Des Matisse pour faire rêver les détenus de Maubeuge
Les œuvres ont été prêtées par le Musée départemental du Cateau-Cambrésis et sa conservatrice, Dominique Szymusiak, est venue les présenter devant une trentaine de détenus réunis dans le gymnase de la prison.
Elle raconte comment l’artiste français a inventé la technique des papiers gouachés, découpés et collés pour représenter des scènes joyeuses de cirque, de fête, de contes et de lagons tahitiens, aux timbres vifs et violents, qui contrastent avec les murs gris de la prison.
Matisse nourrit le rêve
"Regardez cette scène de cirque ! Cette forme noire qui semble en mouvement, c'est l'acrobate. Et là, Icare, qui tombe dans la nuit étoilée, comme un grand oiseau, en apesanteur", lance Dominique Szymusiak. "Matisse laisse tomber ses pinceaux et peint avec des ciseaux, en découpant des morceaux de couleurs. Jamais un artiste n'a été aussi loin dans la couleur: il restitue le plus beau bleu, le plus beau blanc", s'exlame-t-elle.
Mais surtout, poursuit la conservatrice, "Matisse est là pour vous donner envie de rêver. Il vient nourrir le rêve, après c'est à vous de partir dans votre imaginaire".
"Le rêve, c'est l'espoir !" lui répond un détenu enthousiaste.
Un détenu : « Je m’évade dans ma tête »
"Ce qui est bien avec Matisse, c'est qu'il a beaucoup d'imagination", pour Hamid, emprisonné "pour un petit moment" encore. Il dit en avoir "besoin: je m'évade dans ma tête, ça me transforme et me permet d'aller de l'avant".
"L'art, c'est la liberté", assure Dominique Szymusiak. "Il ouvre les portes de l'imaginaire, de la créativité. Matisse a voulu faire connaître un peu de la fraîche beauté du monde, selon ses propres mots. Il apporte de la joie, du bonheur. Alors allez-y, prenez-le !" lance-t-elle, avant de distribuer aux détenus des cartes postales reproduisant les oeuvres.
Un monde à découvrir
"A la base, les musées, ce n'est pas mon truc. Mais j'ai trouvé ça très beau: Matisse nous a fait entrer dans son univers, nous a permis de rêver. Je ne regarderai plus un tableau de la même façon", se réjouit Eric, 47 ans. Il prendra le temps d'aller au musée à sa sortie: "Il y a tout un monde à découvrir."

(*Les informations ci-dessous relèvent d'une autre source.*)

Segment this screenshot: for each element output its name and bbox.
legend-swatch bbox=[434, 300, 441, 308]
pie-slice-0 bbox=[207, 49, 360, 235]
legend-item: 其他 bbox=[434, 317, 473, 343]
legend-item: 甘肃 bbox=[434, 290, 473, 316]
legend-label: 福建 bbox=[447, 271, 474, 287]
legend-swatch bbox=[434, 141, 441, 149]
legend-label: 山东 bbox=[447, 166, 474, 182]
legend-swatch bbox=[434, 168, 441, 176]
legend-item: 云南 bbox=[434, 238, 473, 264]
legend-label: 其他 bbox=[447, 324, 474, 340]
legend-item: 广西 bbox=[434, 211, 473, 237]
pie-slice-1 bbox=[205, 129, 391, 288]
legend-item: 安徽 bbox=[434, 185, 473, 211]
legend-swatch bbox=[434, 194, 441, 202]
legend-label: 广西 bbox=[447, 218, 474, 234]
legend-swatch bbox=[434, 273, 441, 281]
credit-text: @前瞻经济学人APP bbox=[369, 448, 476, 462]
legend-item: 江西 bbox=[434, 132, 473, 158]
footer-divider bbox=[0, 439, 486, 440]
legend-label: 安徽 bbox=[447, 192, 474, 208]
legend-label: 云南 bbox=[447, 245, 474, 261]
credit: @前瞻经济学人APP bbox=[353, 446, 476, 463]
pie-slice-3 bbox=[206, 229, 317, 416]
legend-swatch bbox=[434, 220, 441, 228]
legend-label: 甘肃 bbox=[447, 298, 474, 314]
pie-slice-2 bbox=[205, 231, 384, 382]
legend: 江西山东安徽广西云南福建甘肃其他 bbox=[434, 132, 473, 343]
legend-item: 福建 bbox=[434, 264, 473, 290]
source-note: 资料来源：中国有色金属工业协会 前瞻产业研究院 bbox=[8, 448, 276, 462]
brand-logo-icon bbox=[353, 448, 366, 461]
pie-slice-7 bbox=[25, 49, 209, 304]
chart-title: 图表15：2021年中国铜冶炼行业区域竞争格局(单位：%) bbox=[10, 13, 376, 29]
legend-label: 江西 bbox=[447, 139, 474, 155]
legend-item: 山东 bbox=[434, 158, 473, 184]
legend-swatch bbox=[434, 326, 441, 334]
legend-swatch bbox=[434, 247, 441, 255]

Francine Auger-Rey, qui anime depuis juin 2010 un atelier radio avec les détenus, approuve. "Il faut que les détenus puissent voir des oeuvres. Cela fait appel à ce qui est inaliénable en eux: la liberté intérieure. C'est avec elle que nous voulons entrer en contact. Grâce à elle, vous n'êtes pas seul, quelle que soit la situation d'oppression", souligne-t-elle.
Jusqu'au 27 septembre, les quelque 500 détenus de la prison de Maubeuge pourront admirer les vingt planches issues du livre "Jazz", illustré par Matisse entre 1943 et 1944, et publié par son ami et éditeur d'art Tériade en 1947. Fait inédit, ce sont les originaux qui sont exposés. "L'endroit est particulièrement sûr", sourit Dominique Szymusiak.